The sugar formed crystals, which destroyed the viral components of the vaccine, rendering it ineffective. That’s one reason why it’s so hard to develop solid vaccines, Choi adds.
“So, I thought about using that idea to kill live airborne viruses. I simply coated masks with some formulations (of table salt), and it actually worked! It happened so quickly.”
The next challenges for Choi and Ilaria Rubino, a graduate student in Choi’s group working on mask technology, are to fine-tune the masks to weather humidity conditions in different countries and evenly coat different-sized filters.

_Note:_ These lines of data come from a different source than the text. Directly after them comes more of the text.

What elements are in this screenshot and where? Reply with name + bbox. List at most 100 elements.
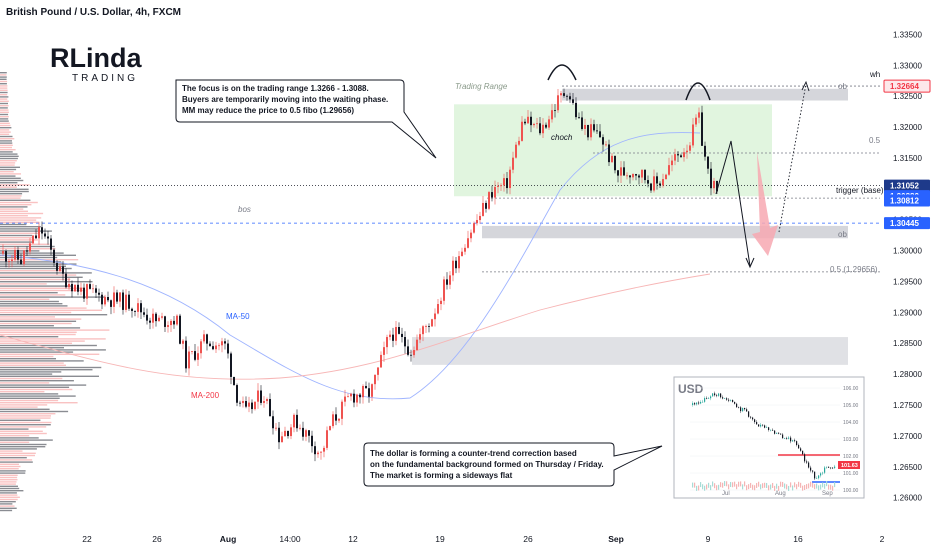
- volume-profile-bar: [0, 168, 17, 171]
- candle-body: [233, 376, 235, 386]
- candle-body: [122, 292, 124, 310]
- volume-profile-bar: [0, 309, 102, 311]
- inset-candle-body: [778, 432, 780, 434]
- volume-profile-bar: [0, 503, 13, 505]
- candle-body: [131, 308, 133, 311]
- candle-body: [506, 178, 508, 189]
- volume-profile-bar: [0, 494, 18, 496]
- candle-body: [212, 346, 214, 350]
- candle-body: [563, 93, 565, 96]
- inset-volume-bar: [824, 483, 826, 489]
- candle-body: [338, 418, 340, 421]
- volume-profile-bar: [0, 239, 38, 241]
- candle-body: [284, 430, 286, 437]
- volume-profile-bar: [0, 179, 24, 182]
- y-tick-label: 1.32000: [893, 123, 922, 132]
- volume-profile-bar: [0, 234, 33, 237]
- candle-body: [659, 183, 661, 186]
- inset-volume-bar: [780, 481, 782, 487]
- candle-body: [311, 435, 313, 447]
- focus-note-line-2: Buyers are temporarily moving into the w…: [182, 95, 388, 104]
- candle-body: [41, 227, 43, 234]
- inset-candle-body: [780, 433, 782, 435]
- inset-candle-body: [826, 466, 828, 468]
- top-arc-1: [547, 64, 577, 81]
- volume-profile-bar: [0, 186, 17, 188]
- inset-candle-body: [732, 400, 734, 402]
- inset-candle-body: [754, 419, 756, 423]
- volume-profile-bar: [0, 217, 42, 219]
- inset-month-3: Sep: [822, 491, 833, 497]
- x-axis[interactable]: 22 26 Aug 14:00 12 19 26 Sep 9 16 2: [82, 534, 884, 544]
- dollar-note-bubble: [363, 442, 663, 487]
- volume-profile-bar: [0, 122, 10, 124]
- candle-body: [269, 399, 271, 417]
- inset-candle-body: [738, 407, 740, 408]
- candle-body: [611, 155, 613, 163]
- ma50-label: MA-50: [226, 312, 250, 321]
- inset-volume-bar: [728, 484, 730, 490]
- inset-volume-bar: [736, 484, 738, 490]
- dollar-note-line-1: The dollar is forming a counter-trend co…: [370, 449, 577, 458]
- candle-body: [710, 168, 712, 189]
- inset-candle-body: [714, 393, 716, 396]
- x-tick-label: 19: [435, 534, 445, 544]
- volume-profile-bar: [0, 245, 55, 248]
- volume-profile-bar: [0, 89, 8, 91]
- candle-body: [194, 351, 196, 360]
- volume-profile-bar: [0, 197, 21, 199]
- candle-body: [674, 154, 676, 161]
- volume-profile-bar: [0, 173, 21, 175]
- volume-profile-bar: [0, 318, 82, 320]
- candle-body: [602, 137, 604, 145]
- candle-body: [116, 292, 118, 302]
- inset-candle-body: [694, 403, 696, 405]
- inset-volume-bar: [726, 481, 728, 487]
- volume-profile-bar: [0, 142, 13, 144]
- inset-candle-body: [708, 398, 710, 399]
- candle-body: [251, 402, 253, 410]
- candle-body: [608, 144, 610, 163]
- inset-candle-body: [782, 434, 784, 439]
- candle-body: [47, 236, 49, 239]
- logo-letters: RLinda: [50, 43, 142, 73]
- price-tag: [884, 217, 930, 230]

Dynamic duo: science and engineering
Choi has built his career on a foundation of biomechanical and chemical engineering and bioscience. Early on, he realized that applying engineering concepts to medical science had the potential to lead to great advances in health care.
“I want to bridge the gap between engineering and medical science,” he says. There’s still a huge gap between the two disciplines, and “engineers can do so many things to make it better.”
Before joining the University of Alberta, Choi was a research assistant professor at the University of Cincinnati, where he was the principal investigator on an oral vaccine delivery project. He holds degrees in ceramic engineering from Yonsei University in Korea and, for his PhD, studied biomedical engineering at UCLA and the University of Cincinnati. He worked in the private sector before pursuing post-doctoral research at Georgia Tech.
Pursuing research in solid oral vaccines
To prepare for pandemics, such as influenza outbreaks, countries need to produce large quantities of vaccine. However, Choi points out, current influenza vaccines are liquids that require storage at 4 °C and only last 6 or 12 months depending on vaccine type.
“Because they are unstable, it is not technically feasible to stockpile (liquid) vaccines. So, the idea is to develop solid vaccines – to embed vaccine particles in a solid matrix, like a candy. They’re stable and edible, and we don't need needles to deliver them.”
Choi foresees a day when people will buy solid vaccines at their local pharmacy and take them at home. Solid vaccines have no needle-related safety problems and no storage issues. He predicts that they will remain stable for longer than 2 years at ambient conditions.
So far, Choi has developed the structure of a solid vaccine delivery system. He is in the midst of laboratory testing and expects to complete studies showing that a solid vaccine can retain its efficacy in a gastric environment in about one year. His next challenge will be to test the stability of the solid formulation under different environmental conditions.
The dual challenge will determine the solid vaccine’s ability to survive both internal and external environments. For these experiments, he is using a solid vaccine formulated to immunize against the H1N1 and H5N1 strains of influenza.
Choi decided to pursue solid vaccine research in Edmonton because of “good infrastructure and great scientists with specialities in vaccines and immunology. It’s a really good environment in which to find collaborators. Research-wise, it’s just a great environment.”